- The Parliament of the Balearic Islands has agreed on an official target to achieve 100% renewable energy by 2050
- It approved the Climate Change and Energy Transition Law with 35% of renewable energy to be realized by 2030
- Under the law, solar panels have been made mandatory for all new car parks of more than 1,000 m2 and existing ones with over 1,500 m2 area, as well as for all new buildings of over 1,000 m2
- The government will offer €40 million ($45 million) to promote installation of solar PV parks through specific energy auctions for the islands
Spain’s Balearic Islands are officially on track to achieve 100% renewable energy for its electricity requirements by 2050. The islands’ Parliament approved the Climate Change and Energy Transition Law to have all its islands powered by clean energy by the target year.
The target will be achieved in phases, with 35% by 2030 supported by 23% reduction in energy consumption and a decrease of 40% of polluting emissions.
Solar will play a key role in this transition. Solar panels will need to be installed on new buildings of more than 1,000 m2 or those that undergo change of use or those where some integral changes are carried out.
The government has also made it mandatory for new car parks with more than 1,000 m2 and existing ones with over 1,500 m2 area to have solar panels. All isolated buildings will be supplied with renewable energy alone.
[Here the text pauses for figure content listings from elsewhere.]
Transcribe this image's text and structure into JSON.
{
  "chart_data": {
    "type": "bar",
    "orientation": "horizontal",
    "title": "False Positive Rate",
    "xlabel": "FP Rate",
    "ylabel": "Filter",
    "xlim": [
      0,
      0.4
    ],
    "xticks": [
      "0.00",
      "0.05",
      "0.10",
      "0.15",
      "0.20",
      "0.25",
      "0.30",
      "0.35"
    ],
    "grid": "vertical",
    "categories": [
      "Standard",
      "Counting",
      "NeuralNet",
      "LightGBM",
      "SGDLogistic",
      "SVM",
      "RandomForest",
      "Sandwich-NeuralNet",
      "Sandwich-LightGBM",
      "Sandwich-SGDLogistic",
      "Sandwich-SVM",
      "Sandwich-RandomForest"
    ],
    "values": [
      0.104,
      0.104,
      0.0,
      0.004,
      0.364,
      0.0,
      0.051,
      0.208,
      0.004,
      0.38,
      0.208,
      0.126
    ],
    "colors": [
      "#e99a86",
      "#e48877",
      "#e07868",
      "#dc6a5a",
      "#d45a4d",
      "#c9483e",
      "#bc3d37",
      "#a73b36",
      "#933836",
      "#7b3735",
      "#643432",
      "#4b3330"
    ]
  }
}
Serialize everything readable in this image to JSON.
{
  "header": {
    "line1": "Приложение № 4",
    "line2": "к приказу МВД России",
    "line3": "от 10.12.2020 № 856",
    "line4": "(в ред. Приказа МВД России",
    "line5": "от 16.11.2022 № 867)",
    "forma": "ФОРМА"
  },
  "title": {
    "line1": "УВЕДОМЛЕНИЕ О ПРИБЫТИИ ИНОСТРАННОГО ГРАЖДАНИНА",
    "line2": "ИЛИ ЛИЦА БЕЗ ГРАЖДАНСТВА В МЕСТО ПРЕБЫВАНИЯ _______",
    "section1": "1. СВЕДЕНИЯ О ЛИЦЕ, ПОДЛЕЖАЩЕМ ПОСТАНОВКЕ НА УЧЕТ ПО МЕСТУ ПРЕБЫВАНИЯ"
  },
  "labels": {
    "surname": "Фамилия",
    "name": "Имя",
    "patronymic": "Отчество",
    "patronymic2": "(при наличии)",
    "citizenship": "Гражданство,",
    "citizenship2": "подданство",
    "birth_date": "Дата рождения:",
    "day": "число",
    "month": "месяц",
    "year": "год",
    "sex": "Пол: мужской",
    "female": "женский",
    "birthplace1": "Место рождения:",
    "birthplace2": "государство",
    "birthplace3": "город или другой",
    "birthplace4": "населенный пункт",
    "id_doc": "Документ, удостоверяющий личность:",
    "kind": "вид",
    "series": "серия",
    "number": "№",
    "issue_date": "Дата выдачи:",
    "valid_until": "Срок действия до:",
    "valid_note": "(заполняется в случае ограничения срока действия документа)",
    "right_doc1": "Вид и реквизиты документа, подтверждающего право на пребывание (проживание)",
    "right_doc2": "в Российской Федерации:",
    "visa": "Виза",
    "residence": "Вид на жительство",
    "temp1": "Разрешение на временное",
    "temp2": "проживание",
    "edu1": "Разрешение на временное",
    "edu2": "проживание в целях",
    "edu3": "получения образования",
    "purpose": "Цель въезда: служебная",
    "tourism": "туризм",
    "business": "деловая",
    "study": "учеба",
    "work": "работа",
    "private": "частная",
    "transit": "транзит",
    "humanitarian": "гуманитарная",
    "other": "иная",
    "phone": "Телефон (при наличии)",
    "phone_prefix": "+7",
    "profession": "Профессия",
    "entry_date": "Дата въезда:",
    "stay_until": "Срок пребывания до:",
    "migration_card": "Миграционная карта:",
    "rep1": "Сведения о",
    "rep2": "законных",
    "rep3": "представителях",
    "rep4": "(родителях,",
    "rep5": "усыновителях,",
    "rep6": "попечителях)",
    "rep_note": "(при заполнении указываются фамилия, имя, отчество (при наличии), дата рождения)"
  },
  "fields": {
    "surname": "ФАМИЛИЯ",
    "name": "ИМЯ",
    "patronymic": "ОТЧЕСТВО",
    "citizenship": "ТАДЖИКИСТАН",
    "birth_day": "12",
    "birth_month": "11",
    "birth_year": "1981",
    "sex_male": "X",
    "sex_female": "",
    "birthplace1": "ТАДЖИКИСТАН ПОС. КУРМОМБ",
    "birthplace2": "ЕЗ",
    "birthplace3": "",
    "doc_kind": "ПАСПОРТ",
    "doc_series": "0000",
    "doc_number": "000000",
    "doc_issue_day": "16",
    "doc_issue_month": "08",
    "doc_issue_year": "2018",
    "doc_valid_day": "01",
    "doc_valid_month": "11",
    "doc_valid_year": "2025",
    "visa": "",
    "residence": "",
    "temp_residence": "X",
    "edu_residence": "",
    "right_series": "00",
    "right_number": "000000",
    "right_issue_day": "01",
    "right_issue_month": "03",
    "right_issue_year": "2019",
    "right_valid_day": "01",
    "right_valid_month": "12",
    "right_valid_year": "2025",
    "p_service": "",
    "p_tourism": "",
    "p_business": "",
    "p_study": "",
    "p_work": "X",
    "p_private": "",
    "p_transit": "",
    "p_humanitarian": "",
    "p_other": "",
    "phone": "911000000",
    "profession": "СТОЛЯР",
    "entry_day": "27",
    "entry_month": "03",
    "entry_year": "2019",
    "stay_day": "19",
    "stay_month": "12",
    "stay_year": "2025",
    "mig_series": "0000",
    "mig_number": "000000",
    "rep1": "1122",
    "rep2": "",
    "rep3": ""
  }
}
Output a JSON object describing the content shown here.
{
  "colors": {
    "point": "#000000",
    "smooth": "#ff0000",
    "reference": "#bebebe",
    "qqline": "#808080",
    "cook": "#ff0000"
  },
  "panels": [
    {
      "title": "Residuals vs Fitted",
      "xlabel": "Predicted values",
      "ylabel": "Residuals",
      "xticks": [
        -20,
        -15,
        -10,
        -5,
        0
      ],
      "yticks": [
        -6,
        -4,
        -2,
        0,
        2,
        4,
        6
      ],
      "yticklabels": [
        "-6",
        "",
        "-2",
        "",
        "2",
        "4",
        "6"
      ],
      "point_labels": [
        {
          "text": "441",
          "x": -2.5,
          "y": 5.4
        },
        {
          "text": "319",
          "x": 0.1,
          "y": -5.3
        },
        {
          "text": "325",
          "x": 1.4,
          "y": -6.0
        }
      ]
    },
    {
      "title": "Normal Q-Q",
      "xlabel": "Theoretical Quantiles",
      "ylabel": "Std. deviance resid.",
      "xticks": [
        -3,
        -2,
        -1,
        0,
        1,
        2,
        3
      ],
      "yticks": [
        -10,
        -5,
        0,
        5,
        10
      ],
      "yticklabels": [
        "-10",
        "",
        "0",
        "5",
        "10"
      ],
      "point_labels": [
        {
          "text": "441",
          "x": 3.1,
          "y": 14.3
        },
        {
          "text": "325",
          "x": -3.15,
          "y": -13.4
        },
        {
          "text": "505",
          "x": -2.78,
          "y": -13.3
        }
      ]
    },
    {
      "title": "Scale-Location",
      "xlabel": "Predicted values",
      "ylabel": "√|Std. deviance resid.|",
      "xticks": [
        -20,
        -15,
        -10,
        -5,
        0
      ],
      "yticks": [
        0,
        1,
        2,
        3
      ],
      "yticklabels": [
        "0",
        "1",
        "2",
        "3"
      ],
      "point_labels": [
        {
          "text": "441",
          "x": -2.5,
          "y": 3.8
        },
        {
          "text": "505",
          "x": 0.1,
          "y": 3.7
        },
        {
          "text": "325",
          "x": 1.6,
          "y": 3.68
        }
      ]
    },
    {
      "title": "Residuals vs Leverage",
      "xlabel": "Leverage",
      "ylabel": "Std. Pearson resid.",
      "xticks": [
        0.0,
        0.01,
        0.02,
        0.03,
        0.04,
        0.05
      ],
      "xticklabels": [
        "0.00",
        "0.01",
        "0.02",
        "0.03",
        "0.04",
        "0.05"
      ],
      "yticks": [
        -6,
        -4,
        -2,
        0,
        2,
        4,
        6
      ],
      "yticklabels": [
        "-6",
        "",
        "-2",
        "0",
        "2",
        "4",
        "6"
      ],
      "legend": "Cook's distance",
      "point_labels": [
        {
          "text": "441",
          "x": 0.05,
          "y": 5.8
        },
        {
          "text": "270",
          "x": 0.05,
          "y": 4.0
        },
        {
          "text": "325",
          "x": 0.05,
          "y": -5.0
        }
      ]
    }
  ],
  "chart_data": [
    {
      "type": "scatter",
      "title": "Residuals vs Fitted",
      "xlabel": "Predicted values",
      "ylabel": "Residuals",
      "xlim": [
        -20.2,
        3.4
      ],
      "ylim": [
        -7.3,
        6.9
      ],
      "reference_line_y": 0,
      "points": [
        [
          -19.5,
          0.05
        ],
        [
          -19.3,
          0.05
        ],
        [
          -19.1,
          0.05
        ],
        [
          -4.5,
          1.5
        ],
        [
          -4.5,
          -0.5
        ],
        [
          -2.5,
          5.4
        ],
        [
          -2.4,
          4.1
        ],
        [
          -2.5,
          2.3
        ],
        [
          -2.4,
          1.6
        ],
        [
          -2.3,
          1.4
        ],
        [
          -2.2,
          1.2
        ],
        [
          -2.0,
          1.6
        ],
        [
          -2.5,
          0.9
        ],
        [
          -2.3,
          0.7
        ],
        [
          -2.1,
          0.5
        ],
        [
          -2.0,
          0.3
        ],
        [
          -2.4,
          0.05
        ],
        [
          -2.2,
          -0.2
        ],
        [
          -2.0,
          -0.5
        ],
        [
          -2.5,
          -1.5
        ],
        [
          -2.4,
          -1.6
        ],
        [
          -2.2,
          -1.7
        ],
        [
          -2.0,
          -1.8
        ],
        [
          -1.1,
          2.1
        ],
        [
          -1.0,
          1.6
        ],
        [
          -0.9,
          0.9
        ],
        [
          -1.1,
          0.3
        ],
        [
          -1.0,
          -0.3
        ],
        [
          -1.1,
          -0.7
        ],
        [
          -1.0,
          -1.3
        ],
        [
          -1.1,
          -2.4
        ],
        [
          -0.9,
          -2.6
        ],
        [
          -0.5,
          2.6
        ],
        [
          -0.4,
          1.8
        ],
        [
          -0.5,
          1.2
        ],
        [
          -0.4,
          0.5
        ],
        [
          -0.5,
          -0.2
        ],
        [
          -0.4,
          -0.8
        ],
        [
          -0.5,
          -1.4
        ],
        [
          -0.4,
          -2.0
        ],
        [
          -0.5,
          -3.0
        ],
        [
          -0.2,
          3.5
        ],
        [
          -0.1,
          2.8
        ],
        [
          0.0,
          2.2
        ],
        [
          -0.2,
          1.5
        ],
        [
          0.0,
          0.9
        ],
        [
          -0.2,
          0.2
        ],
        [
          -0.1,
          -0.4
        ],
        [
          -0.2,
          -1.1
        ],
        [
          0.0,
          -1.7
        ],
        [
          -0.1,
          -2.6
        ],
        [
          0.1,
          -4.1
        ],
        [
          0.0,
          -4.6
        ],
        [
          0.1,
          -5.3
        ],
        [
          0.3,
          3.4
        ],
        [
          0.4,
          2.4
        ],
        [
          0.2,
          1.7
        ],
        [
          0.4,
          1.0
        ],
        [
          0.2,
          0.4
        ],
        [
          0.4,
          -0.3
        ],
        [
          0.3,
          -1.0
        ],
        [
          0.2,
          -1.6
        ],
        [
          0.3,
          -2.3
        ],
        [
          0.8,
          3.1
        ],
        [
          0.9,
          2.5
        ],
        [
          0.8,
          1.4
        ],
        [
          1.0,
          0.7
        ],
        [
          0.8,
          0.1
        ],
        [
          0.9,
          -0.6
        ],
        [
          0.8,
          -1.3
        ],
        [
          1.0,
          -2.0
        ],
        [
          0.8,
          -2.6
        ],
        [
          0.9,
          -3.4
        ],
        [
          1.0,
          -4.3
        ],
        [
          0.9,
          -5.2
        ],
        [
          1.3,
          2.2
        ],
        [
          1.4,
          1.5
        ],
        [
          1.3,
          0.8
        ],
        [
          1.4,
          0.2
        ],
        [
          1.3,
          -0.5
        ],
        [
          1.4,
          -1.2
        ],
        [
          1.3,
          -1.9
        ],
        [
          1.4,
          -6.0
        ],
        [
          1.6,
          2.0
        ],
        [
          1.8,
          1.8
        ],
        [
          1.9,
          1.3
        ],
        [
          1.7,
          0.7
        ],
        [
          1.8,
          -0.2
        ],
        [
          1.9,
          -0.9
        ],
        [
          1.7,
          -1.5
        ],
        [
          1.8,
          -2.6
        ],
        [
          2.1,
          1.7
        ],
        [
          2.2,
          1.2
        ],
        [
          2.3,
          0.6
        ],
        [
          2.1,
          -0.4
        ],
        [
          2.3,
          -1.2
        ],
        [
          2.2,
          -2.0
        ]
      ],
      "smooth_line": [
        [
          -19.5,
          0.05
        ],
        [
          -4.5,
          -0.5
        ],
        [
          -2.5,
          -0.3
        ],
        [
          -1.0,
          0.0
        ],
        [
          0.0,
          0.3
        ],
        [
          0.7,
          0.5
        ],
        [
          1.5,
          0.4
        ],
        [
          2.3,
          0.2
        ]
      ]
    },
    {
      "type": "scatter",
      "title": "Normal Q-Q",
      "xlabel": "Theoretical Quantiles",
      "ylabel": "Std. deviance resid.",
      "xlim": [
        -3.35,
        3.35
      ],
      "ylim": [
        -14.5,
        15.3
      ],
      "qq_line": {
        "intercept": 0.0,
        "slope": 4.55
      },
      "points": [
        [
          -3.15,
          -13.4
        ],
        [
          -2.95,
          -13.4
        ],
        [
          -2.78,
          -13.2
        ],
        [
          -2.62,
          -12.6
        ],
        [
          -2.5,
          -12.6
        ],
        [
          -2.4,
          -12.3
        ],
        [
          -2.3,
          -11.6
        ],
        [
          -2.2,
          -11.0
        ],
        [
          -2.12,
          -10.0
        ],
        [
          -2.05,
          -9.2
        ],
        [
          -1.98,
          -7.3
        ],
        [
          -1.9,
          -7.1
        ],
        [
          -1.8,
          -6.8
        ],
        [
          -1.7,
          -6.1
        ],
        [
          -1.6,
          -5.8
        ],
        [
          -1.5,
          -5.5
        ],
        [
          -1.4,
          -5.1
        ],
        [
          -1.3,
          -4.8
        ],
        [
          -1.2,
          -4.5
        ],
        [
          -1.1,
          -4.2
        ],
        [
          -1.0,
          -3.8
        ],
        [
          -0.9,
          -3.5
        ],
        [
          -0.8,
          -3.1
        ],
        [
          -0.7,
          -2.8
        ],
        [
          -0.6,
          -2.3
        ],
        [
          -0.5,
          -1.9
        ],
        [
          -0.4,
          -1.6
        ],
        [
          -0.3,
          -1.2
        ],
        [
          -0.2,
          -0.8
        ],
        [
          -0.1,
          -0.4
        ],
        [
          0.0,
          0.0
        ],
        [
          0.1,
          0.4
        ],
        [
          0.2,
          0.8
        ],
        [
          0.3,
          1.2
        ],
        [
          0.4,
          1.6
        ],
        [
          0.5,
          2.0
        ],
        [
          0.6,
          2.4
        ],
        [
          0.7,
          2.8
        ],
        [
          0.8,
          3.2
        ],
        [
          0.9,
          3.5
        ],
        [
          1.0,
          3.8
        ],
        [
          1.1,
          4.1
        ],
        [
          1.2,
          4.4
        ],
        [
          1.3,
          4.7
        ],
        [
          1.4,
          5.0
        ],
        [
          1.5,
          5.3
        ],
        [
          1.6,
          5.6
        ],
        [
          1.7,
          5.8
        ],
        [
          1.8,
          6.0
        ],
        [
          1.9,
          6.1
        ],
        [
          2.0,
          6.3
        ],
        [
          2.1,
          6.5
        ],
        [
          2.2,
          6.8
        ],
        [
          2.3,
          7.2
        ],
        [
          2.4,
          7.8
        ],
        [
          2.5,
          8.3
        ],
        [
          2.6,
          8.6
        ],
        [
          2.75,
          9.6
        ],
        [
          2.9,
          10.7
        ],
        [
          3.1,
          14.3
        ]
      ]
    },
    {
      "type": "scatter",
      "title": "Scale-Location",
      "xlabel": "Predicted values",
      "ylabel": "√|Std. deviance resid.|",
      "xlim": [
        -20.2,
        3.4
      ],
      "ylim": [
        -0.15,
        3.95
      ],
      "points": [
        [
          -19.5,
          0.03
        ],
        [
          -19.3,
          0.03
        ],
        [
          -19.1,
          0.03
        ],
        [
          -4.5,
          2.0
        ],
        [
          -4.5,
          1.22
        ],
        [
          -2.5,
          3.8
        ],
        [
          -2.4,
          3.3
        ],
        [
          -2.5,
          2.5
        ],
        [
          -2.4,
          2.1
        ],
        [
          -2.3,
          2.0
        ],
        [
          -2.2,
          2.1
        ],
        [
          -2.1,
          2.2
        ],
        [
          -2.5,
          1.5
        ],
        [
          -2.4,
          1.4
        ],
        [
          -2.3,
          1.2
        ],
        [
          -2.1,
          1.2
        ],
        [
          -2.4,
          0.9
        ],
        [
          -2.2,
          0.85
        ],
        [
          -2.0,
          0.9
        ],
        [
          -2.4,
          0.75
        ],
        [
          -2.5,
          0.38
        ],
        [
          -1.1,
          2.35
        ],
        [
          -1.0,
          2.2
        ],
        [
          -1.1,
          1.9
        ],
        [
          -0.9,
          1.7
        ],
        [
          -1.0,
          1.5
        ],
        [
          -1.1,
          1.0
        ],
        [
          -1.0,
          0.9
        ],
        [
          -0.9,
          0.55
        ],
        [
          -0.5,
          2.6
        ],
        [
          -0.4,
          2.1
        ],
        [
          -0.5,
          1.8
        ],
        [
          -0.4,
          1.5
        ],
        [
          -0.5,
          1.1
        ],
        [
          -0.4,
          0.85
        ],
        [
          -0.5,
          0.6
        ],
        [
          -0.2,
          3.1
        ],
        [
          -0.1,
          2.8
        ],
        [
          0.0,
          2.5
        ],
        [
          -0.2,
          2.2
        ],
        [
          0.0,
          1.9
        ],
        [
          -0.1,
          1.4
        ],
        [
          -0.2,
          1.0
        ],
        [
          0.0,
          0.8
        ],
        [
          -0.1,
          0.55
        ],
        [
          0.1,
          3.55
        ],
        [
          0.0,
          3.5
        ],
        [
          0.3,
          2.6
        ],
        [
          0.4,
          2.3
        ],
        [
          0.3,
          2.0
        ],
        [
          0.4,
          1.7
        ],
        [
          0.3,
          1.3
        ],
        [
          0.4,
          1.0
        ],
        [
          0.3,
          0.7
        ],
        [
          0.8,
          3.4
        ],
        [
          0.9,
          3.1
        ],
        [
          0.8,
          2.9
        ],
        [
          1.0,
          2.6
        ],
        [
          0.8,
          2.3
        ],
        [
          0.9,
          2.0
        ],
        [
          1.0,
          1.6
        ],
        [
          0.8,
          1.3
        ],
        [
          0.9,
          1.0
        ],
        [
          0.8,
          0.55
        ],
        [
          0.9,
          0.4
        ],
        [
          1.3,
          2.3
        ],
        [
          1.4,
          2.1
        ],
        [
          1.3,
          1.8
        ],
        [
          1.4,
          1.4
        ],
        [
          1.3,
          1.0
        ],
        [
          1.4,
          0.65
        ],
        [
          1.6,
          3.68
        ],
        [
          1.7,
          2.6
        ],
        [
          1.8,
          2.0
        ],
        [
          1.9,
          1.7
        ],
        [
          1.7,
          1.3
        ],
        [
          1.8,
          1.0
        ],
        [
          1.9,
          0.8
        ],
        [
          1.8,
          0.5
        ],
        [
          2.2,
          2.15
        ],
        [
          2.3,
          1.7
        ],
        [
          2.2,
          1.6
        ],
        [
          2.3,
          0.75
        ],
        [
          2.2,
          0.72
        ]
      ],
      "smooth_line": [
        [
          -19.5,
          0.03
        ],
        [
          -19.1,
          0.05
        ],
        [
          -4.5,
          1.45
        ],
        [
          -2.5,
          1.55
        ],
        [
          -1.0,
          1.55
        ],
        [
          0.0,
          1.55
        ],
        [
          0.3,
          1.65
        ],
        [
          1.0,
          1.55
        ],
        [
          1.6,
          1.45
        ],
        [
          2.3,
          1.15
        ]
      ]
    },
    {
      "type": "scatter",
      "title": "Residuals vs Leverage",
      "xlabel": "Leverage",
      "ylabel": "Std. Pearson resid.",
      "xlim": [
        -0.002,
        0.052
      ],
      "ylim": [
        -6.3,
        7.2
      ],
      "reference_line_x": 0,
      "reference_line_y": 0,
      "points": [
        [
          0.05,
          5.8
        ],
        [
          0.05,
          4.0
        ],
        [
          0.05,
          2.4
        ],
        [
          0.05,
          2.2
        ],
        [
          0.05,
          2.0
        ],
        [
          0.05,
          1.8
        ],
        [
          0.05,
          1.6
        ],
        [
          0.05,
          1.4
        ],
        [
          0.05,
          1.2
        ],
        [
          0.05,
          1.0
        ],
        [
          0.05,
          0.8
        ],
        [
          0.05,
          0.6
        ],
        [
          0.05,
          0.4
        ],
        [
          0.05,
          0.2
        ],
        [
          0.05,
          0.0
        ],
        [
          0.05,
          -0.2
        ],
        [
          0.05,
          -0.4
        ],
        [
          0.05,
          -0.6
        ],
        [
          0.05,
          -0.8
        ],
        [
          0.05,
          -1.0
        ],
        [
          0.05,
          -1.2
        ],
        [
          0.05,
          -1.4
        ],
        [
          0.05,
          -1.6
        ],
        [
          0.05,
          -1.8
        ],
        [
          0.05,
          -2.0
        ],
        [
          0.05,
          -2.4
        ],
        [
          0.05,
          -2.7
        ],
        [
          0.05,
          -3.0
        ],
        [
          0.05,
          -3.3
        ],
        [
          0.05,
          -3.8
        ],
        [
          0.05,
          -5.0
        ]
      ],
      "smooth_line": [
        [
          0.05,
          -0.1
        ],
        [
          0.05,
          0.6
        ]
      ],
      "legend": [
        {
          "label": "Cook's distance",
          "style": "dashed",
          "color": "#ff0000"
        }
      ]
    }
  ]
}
The government will offer €40 million ($45 million) to promote installation of solar PV parks through specific energy auctions for the islands.
Among other measures, the polluting power plants will be shut down in phases, beginning with the Es Murterar thermal power plant by 2020, followed by the power stations of Maó, Eivissa and Formentera.
The law makes it necessary for rental companies to have 100% electric powered vehicles by 2035 and also ban gasoline powered vehicles to operate post 2035. At least 1,000 charging points for electric vehicles will be put up by 2025.
To aid this transition, the government will allocate over €8.5 million ($9.6 million) for installation of self-consumption systems, mainly comprising PV panels.